The swimming pool chromatin analogy
The adventure of our lab’s cartoon personages started in 2019 on the cover of Genome Research, associated with our article which showed that CTCF can set boundaries for one-dimensional DNA methylation spreading in chromatin (Wiehle et al, 2019). (Image credit: Yana Savinich & Teif Lab)
Wiehle L., Thorn G.J., Raddatz G., Clarkson C.T., Rippe K., Lyko F., Breiling A., Teif V.B. (2019) DNA (de)methylation in embryonic stem cells controls CTCF-dependent chromatin boundaries. Genome Research 29, 750-761 | Open access article
The ice and penguins chromatin analogy
In our recent Nature Communications article (Thorn et al., 2022) we developed a framework ChromHL allowing to predict from DNA sequence and protein concentrations the locations of such chromatin nanodomains (e.g. H3K9me2/3 associated heterochromatin). The DNA sequence sets the map of potential locations of nanodomains through motifs of transcription factors that can initiate and stop nanodomain spreading. The abundance of chromatin proteins such as HP1, which changes during cell differentiation refines the sequence-determined thermodynamic landscape of chromatin domains. (Image credit: Yana Savinich & Teif Lab)
Thorn G.J., Clarkson C.T., Rademacher A., Mamayusupova H., Schotta G., Rippe K. and Teif V.B. (2022) DNA sequence-dependent formation of heterochromatin nanodomains. Nature Communications 13, 1861 | Open access article
The garden chromatin analogy
Another concept of chromatin organisation was introduced in our Nucleic Acids Research article (Clarkson et al., 2019).
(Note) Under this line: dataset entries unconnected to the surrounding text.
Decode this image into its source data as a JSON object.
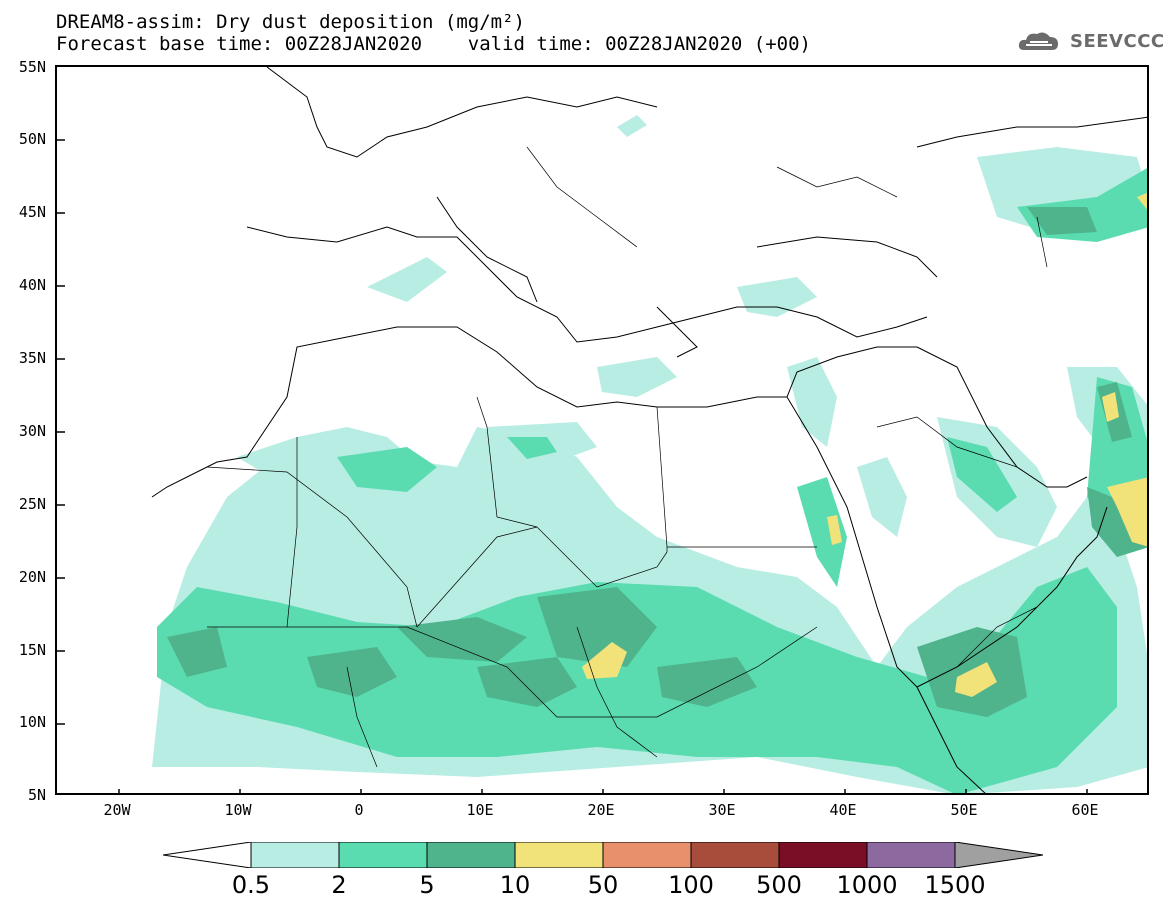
{
  "title": {
    "line1": "DREAM8-assim: Dry dust deposition (mg/m²)",
    "line2": "Forecast base time: 00Z28JAN2020    valid time: 00Z28JAN2020 (+00)"
  },
  "logo": {
    "text": "SEEVCCC",
    "icon": "cloud-icon"
  },
  "axes": {
    "lat_labels": [
      "55N",
      "50N",
      "45N",
      "40N",
      "35N",
      "30N",
      "25N",
      "20N",
      "15N",
      "10N",
      "5N"
    ],
    "lon_labels": [
      "20W",
      "10W",
      "0",
      "10E",
      "20E",
      "30E",
      "40E",
      "50E",
      "60E"
    ]
  },
  "colorbar": {
    "labels": [
      "0.5",
      "2",
      "5",
      "10",
      "50",
      "100",
      "500",
      "1000",
      "1500"
    ],
    "colors": [
      "#ffffff",
      "#b8ede4",
      "#5adcb0",
      "#4fb48c",
      "#f2e27a",
      "#e8906c",
      "#a84c3c",
      "#7a0e26",
      "#8c6aa0",
      "#a0a0a0"
    ]
  }
}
Distances between nucleosomes decrease near chromatin boundaries and this is affected by cell differentiation. Chromatin remodellers (mice on the cartoon) are “measuring” distances between nucleosomes (bushes on the cartoon), while the anchors for such measurements are provided by CTCF proteins. (Image credit: Yana Savinich & Teif Lab)
Clarkson C.T., Deeks E.A., Samarista R., Mamayusupova H., Zhurkin V.B., Teif V.B. (2019) CTCF-dependent chromatin boundaries formed by asymmetric nucleosome arrays with decreased linker length. Nucleic Acids Res 47, 11181-11196. | Open access article
The nucleosome arrays puzzle
The latest cartoon in this series is associated with our theoretical biophysical paper (Hedley et al., 2021), which showed that nucleosome arrays with different distances between nucleosomes can recognise each other. The interaction forces between such differently arranged nucleosome arrays are very weak, but because they accumulate over large distances this effect may become significant, especially in areas of ordered chromatin sections such as DNA sequence repeats, near CTCF sites, etc. We liked this last cartoon so much that it currently serves as our “official” lab photo 🙂 (Image credit: Yana Savinich & Teif Lab)
Hedley J.G., Teif V.B. and Kornyshev A.A. (2021) Nucleosome induced homology recognition in chromatin. J. Royal Soc. Interface 18, 20210147. | Journal web site
Sisyphus, CTCF and nucleosomes
Fancy a mythological twist? This one is from the recent cover in Nucleic Acids Research, associated with this paper led by our NIH collaborators Elena Pugacheva & Co (their drawing): https://academic.oup.com/nar/article/53/12/gkaf587/8185977 Like Sisyphus eternally pushing his boulder uphill, CTCF is depicted pushing a nucleosome, the fundamental unit of chromatin, up a hill. CTCF’s constant effort causes the nucleosome to “slide” along the DNA, unwrapping at one end while wrapping at the other. But when CTCF is released from chromatin, a nucleosome takes its place. To bind again, CTCF must start the struggle anew, pushing the nucleosome aside once more.